Friday, September 30, 2011

"Japanese scientists win Ig Nobel for wasabi alarm "

From Japan Today, 9/30/11:

A team of Japanese scientists who invented a fire alarm that smells like wasabi were among the winners of this year’s Ig Nobel prizes that were handed out for head-scratching scientific discoveries Thursday at Harvard University.

The Japanese team won the chemistry prize for the alarm that emits the pungent odor of wasabi, the sinus-clearing green paste served with sushi.

“Wasabi odor is useful as a fire alarm to deaf people who failed to wake up with a conventional mode such as sound, vibration or flashing light,” said Makoto Imai, professor of psychiatry at Shiga University of Medical Science.

The key is allyl isothiocyanate, the compound in wasabi that gives out its distinctive smell and can be detected even during sleep.

The team settled on wasabi after trying about 100 odors, including rotten eggs.

The 21st annual awards sponsored by the Annals of Improbable Research were handed out by real Nobel laureates, and featured the usual doses of silliness, including a mini-opera about the chemistry in a coffee shop and the ritual launching of paper airplanes.


We have been talking in class about how vision is the primary sense in ethnography - fieldwork is going to see it for yourself. And how often do we read about how something smelled, tasted and/or felt? Not often. And the scratch and sniff ethnography idea hasn't seemed to catch on yet. Anthropology is a science, so can this dominance of the sense of vision appear in other scientific fields? Does a chemistry project based upon the sense of smell seem improbable because it doesn't use the dominant trope of vision?

Does a project for an emergency alarm for a specific and statistically small group make it improbable? I remember seeing a report on NHK Sign Language News several years ago about this project and how a pungent smell really can wake a deaf (or hearing) person. I don't think any of my deaf friends have such a device. Like other devices or services catered to the deaf exclusively, the market doesn't seem big enough for success. Deaf people benefit from such things geared at wider markets such as video phones and Skype. Why can't hearing people benefit from products designed for the deaf?

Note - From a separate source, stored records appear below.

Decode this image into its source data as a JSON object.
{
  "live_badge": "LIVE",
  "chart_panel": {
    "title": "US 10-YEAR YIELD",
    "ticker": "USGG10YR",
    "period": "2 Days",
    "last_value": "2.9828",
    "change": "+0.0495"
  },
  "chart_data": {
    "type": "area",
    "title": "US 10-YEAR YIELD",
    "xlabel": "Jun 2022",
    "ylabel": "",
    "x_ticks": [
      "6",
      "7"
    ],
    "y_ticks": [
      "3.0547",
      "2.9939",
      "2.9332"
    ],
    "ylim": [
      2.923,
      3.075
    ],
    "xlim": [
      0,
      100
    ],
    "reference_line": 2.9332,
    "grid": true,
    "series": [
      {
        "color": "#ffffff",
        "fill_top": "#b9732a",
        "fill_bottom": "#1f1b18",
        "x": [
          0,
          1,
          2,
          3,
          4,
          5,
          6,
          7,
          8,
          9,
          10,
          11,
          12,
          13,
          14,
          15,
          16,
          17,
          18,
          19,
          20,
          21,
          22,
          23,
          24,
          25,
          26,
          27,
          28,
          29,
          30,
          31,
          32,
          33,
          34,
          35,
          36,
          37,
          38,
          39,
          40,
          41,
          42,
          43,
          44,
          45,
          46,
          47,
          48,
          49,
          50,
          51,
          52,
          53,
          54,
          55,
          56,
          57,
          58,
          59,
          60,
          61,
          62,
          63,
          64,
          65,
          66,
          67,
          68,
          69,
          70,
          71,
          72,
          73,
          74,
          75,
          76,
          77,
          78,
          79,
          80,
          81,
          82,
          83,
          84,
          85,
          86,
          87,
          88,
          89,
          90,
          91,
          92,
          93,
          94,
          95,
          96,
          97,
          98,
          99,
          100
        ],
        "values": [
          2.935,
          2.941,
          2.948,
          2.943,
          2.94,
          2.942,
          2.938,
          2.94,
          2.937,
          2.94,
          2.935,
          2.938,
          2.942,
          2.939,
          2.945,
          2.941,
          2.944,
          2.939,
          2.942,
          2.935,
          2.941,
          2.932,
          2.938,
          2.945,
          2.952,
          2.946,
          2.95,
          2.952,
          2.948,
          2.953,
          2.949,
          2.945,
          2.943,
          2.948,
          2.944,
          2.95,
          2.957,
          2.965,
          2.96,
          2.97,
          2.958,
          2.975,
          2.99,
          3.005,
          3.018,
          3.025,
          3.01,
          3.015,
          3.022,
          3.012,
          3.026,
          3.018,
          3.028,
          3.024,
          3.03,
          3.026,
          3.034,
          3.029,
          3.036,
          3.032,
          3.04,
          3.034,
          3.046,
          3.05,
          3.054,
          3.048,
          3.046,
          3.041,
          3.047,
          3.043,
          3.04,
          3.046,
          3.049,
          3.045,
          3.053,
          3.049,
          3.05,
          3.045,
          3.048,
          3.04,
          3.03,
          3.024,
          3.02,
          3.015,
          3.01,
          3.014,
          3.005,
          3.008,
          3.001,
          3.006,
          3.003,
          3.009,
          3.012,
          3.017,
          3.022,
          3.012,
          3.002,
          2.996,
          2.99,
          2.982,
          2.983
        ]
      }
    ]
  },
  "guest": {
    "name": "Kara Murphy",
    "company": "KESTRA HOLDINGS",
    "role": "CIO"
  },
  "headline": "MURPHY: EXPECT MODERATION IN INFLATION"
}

Is it such a stretch to associate the smell of wasabi with fire?

Read the whole article and reader comments at Japan Today:
http://www.japantoday.com/category/national/view/japanese-scientists-win-ig-nobel-for-wasabi-alarm

UPDATE: A more majime version of the story appears from Kyodo News:

Japanese team wins Ig Nobel award for 'wasabi alarm'

A group of Japanese researchers won the spoof Ig Nobel chemistry prize on Thursday for developing a smoke detecting alarm that sprays a wasabi scent.

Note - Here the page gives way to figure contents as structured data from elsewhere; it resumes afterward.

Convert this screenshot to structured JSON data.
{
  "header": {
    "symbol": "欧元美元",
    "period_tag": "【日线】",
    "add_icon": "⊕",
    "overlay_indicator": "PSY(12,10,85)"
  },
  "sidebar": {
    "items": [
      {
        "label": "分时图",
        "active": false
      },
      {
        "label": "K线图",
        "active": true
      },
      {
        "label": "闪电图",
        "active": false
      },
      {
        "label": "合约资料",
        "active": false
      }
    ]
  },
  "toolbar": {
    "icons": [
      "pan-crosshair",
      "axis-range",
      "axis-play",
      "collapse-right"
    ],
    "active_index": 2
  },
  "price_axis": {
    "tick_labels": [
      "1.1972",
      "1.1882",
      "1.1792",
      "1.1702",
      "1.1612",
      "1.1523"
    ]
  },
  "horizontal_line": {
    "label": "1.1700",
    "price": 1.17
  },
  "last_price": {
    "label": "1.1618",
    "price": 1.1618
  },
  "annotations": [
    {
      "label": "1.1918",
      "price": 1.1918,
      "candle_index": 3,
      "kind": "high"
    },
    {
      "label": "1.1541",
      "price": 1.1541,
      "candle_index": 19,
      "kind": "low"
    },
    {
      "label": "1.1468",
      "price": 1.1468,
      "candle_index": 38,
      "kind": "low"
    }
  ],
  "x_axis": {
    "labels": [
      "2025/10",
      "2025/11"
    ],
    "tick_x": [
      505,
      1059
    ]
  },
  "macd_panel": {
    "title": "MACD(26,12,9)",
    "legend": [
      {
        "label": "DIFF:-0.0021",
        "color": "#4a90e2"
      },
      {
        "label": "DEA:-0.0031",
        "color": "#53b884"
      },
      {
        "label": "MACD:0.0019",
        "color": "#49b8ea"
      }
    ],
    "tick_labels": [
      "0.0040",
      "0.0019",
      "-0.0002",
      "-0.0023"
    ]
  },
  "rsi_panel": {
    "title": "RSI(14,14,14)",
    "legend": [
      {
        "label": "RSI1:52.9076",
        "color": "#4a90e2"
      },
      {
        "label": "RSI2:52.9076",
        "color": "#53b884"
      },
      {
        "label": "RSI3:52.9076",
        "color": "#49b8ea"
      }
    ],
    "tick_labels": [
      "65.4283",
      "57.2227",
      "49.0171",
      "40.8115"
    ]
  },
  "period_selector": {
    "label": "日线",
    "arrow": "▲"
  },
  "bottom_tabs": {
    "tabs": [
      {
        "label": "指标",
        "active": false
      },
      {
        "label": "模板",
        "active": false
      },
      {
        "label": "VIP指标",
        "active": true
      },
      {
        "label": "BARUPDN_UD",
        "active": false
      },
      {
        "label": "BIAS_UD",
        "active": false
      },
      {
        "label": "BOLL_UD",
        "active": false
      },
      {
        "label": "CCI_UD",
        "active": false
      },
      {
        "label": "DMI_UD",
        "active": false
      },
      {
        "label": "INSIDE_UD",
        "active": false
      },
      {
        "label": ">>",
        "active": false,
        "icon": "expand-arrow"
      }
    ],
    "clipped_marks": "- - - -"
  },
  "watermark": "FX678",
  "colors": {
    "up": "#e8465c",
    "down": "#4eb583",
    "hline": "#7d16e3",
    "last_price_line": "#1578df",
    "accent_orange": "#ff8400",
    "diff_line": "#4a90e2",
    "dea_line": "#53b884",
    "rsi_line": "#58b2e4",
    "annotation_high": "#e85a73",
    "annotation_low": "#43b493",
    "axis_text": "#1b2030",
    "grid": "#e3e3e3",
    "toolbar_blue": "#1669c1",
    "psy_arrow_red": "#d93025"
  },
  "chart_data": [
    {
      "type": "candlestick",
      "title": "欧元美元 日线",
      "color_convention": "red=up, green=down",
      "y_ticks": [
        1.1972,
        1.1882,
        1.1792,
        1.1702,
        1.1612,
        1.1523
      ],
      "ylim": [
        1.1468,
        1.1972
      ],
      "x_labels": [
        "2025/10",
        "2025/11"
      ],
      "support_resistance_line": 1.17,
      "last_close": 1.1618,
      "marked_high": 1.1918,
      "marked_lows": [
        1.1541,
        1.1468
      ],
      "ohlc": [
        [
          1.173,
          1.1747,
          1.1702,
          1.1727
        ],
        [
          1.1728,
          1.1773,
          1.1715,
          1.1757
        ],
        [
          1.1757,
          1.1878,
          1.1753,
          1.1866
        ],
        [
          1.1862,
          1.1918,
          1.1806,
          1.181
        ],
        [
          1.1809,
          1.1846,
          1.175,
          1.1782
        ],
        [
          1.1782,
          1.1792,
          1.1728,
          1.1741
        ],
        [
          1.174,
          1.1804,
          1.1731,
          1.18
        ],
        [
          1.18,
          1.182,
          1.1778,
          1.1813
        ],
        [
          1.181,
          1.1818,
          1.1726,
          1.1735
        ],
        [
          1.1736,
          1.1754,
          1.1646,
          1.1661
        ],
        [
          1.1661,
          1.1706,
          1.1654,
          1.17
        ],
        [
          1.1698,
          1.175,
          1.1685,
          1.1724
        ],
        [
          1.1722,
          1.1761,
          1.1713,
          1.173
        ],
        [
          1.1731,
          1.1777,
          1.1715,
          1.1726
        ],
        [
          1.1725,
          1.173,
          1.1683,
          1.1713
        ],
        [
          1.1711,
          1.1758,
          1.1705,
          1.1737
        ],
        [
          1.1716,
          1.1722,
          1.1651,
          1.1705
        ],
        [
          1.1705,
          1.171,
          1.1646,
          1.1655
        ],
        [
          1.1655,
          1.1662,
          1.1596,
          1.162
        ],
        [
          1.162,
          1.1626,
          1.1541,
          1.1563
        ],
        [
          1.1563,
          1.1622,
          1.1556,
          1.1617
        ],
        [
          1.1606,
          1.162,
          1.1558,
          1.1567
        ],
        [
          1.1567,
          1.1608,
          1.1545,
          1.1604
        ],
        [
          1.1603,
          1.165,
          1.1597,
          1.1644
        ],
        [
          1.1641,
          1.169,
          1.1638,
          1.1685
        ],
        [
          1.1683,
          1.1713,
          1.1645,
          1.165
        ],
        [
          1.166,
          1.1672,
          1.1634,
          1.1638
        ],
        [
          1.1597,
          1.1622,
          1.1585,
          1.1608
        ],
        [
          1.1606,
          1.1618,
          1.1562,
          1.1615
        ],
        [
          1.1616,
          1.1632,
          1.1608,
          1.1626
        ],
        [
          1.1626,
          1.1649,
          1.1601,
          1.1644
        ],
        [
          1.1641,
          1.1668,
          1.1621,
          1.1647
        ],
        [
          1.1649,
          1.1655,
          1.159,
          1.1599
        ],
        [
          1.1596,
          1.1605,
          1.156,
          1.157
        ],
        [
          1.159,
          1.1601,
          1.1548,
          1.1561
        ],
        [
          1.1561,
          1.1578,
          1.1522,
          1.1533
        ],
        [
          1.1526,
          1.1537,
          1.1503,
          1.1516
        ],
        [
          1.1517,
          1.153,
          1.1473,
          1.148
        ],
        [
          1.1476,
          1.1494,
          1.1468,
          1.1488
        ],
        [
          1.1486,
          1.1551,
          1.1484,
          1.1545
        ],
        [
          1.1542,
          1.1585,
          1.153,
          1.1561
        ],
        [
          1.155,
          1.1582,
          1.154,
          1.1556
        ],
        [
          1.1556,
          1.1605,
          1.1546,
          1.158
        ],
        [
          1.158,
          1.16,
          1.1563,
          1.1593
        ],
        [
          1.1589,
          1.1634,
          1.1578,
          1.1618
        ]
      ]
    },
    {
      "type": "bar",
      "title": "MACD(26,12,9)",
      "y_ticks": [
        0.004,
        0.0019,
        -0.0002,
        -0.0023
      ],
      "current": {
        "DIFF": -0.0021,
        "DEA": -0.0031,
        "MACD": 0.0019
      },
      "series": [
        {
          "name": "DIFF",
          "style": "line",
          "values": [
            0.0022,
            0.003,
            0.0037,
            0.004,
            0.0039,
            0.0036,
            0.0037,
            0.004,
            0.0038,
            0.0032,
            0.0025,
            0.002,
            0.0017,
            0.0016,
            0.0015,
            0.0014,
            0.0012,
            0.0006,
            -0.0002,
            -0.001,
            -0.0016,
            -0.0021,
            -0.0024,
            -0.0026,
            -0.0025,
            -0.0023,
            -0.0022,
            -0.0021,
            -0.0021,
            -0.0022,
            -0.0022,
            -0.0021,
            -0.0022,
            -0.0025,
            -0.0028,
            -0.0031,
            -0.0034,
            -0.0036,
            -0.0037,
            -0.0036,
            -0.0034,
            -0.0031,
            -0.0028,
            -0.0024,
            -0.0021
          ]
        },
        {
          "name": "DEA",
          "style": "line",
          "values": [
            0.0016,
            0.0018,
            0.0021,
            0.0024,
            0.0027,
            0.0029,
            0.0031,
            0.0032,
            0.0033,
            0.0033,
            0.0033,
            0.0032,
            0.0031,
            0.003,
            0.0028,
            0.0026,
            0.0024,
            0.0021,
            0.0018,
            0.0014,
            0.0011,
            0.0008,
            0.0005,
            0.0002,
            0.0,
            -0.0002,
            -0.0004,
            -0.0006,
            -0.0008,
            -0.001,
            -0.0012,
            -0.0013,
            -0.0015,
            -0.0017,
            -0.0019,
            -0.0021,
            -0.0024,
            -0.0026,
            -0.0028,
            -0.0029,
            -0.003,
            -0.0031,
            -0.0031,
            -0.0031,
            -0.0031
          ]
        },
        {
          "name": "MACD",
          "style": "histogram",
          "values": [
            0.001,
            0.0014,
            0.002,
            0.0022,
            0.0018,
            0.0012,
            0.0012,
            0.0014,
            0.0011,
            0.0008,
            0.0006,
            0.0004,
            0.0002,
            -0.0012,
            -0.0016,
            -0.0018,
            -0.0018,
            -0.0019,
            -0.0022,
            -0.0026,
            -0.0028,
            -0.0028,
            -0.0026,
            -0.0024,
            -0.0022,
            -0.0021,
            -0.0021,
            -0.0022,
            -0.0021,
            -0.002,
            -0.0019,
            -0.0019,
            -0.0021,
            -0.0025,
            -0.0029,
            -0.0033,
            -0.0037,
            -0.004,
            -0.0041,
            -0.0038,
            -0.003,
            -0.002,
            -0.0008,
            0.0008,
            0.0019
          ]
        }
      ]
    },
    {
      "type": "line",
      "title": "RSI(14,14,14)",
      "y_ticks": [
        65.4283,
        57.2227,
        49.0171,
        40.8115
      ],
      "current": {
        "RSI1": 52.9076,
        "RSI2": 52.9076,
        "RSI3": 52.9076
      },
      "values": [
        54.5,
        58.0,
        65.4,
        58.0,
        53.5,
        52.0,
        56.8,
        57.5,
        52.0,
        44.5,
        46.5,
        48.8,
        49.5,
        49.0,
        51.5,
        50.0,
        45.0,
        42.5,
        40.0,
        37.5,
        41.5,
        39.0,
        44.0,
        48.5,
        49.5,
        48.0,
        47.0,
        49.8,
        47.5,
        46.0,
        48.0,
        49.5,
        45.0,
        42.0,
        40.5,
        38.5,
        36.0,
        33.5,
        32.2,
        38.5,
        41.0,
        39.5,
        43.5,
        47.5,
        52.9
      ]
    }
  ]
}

''We invented the wasabi fire alarm to wake up people with hearing disabilities in case of emergency,'' Makoto Imai, assistant professor at Shiga University of Medical Science, told Kyodo News prior to the ceremony at Harvard University, adding that the device is a ''life-saver.''

The 21st annual event to award the prizes, which the science humor magazine Annals of Improbable Research gives in 10 categories as a parody of the Nobel Prizes, was held at Harvard University's historic Sanders Theatre. It was the fifth straight year for an Ig Nobel prize to go to Japanese recipients.

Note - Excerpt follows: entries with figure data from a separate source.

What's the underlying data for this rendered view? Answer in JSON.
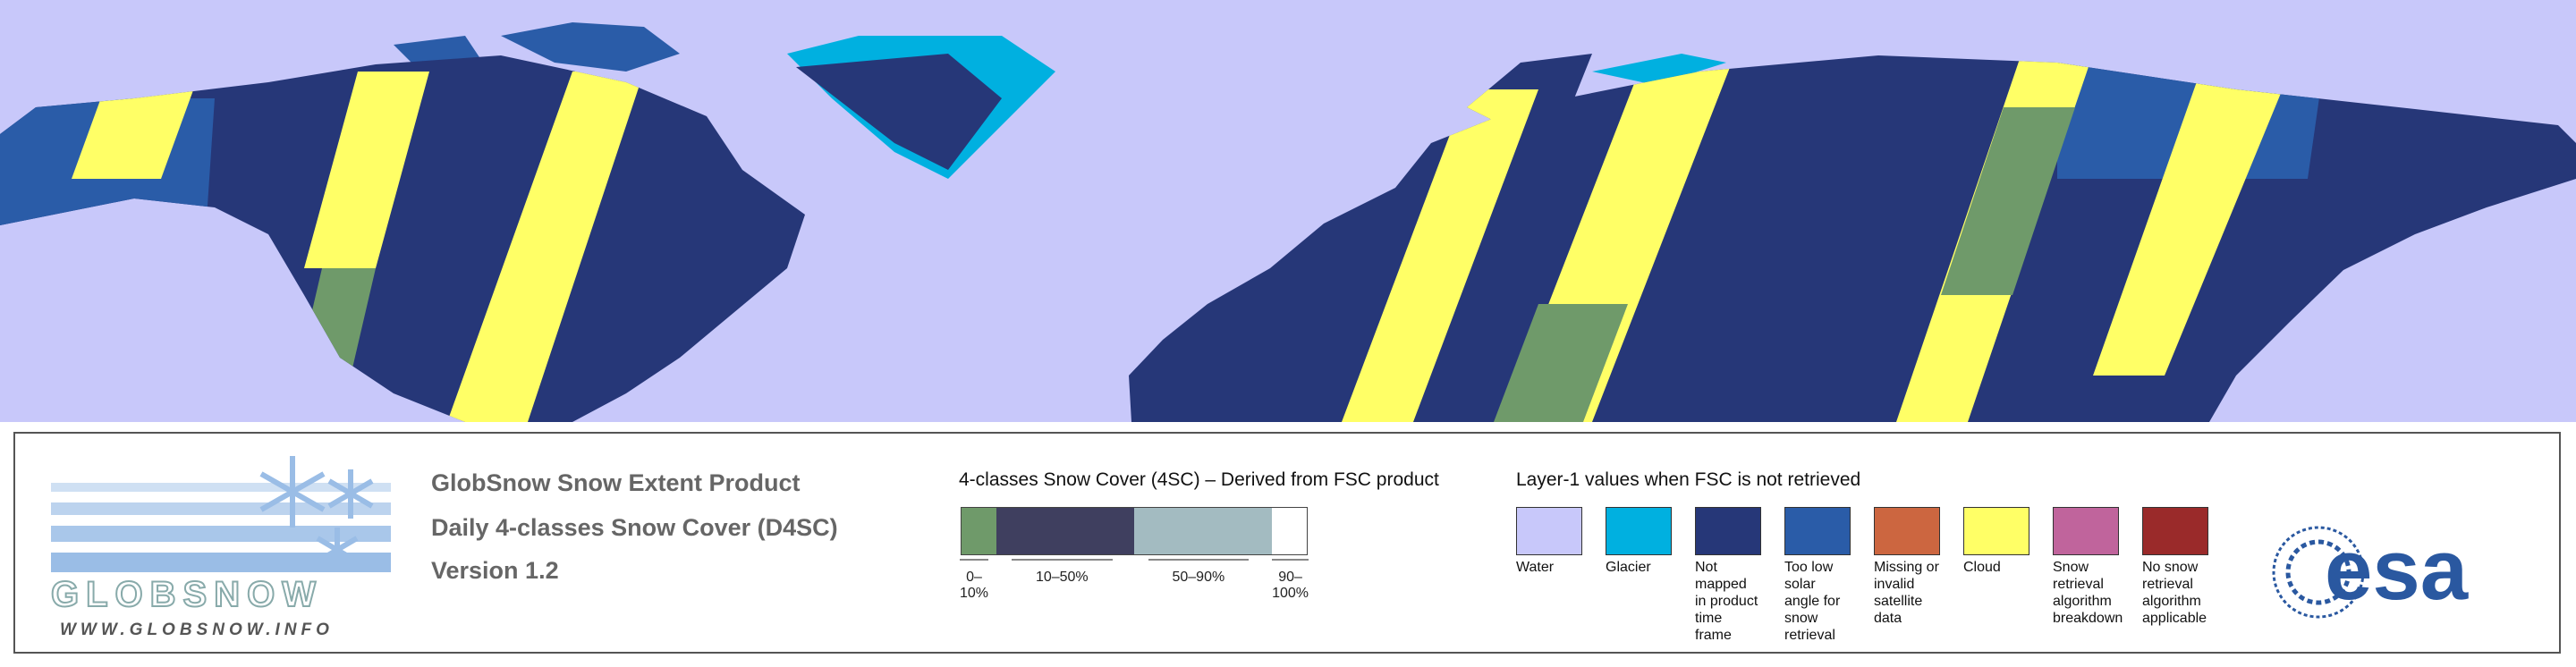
{
  "logo": {
    "brand": "GLOBSNOW",
    "url": "WWW.GLOBSNOW.INFO"
  },
  "product": {
    "lines": [
      "GlobSnow Snow Extent Product",
      "Daily 4-classes Snow Cover (D4SC)",
      "Version 1.2"
    ]
  },
  "snow_cover_legend": {
    "title": "4-classes Snow Cover (4SC) – Derived from FSC product",
    "classes": [
      {
        "label": "0–10%",
        "color": "#6f9a6a"
      },
      {
        "label": "10–50%",
        "color": "#3f3f5f"
      },
      {
        "label": "50–90%",
        "color": "#a3bbc1"
      },
      {
        "label": "90–100%",
        "color": "#ffffff"
      }
    ]
  },
  "layer1_legend": {
    "title": "Layer-1 values when FSC is not retrieved",
    "items": [
      {
        "label": "Water",
        "color": "#c8c8fa"
      },
      {
        "label": "Glacier",
        "color": "#00b0e0"
      },
      {
        "label": "Not mapped in product time frame",
        "color": "#263778"
      },
      {
        "label": "Too low solar angle for snow retrieval",
        "color": "#2a5ca8"
      },
      {
        "label": "Missing or invalid satellite data",
        "color": "#cc6640"
      },
      {
        "label": "Cloud",
        "color": "#ffff66"
      },
      {
        "label": "Snow retrieval algorithm breakdown",
        "color": "#c0649c"
      },
      {
        "label": "No snow retrieval algorithm applicable",
        "color": "#9a2a2a"
      }
    ]
  },
  "esa_logo": {
    "text": "esa"
  }
}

Imai and his six teammates were honored for discovering the ''ideal density of airborne wasabi'' to awaken sleepers in a crisis, according to the magazine.

Accepting the prize, Imai told the enthusiastic crowd of around 1,200 about the hard work behind the gadget, thanking research subjects who ''choked on the pungent smell'' while they slept in examination rooms.

The seven-member team began their project in 2000 to benefit people who could not hear traditional fire warning systems, which rely on loud sounds, by instead using the sense of smell.

Their experiments focused on the source of the overpowering wasabi odor, allyl mustard oil, and the amount that can arouse a person without impacting health.

Seems Inc. in Tokyo and Kobe-based Air Water Safety Service Inc. used the research for an alarm that alerts the user of danger by emitting the powerful scent until ''a person is unable to tolerate'' the odor, according to the U.S. patent filed in February 2009.

Available since April 2009, the alarm sells for about $600, though a more economic model may be on the market in one to two years, according to the team.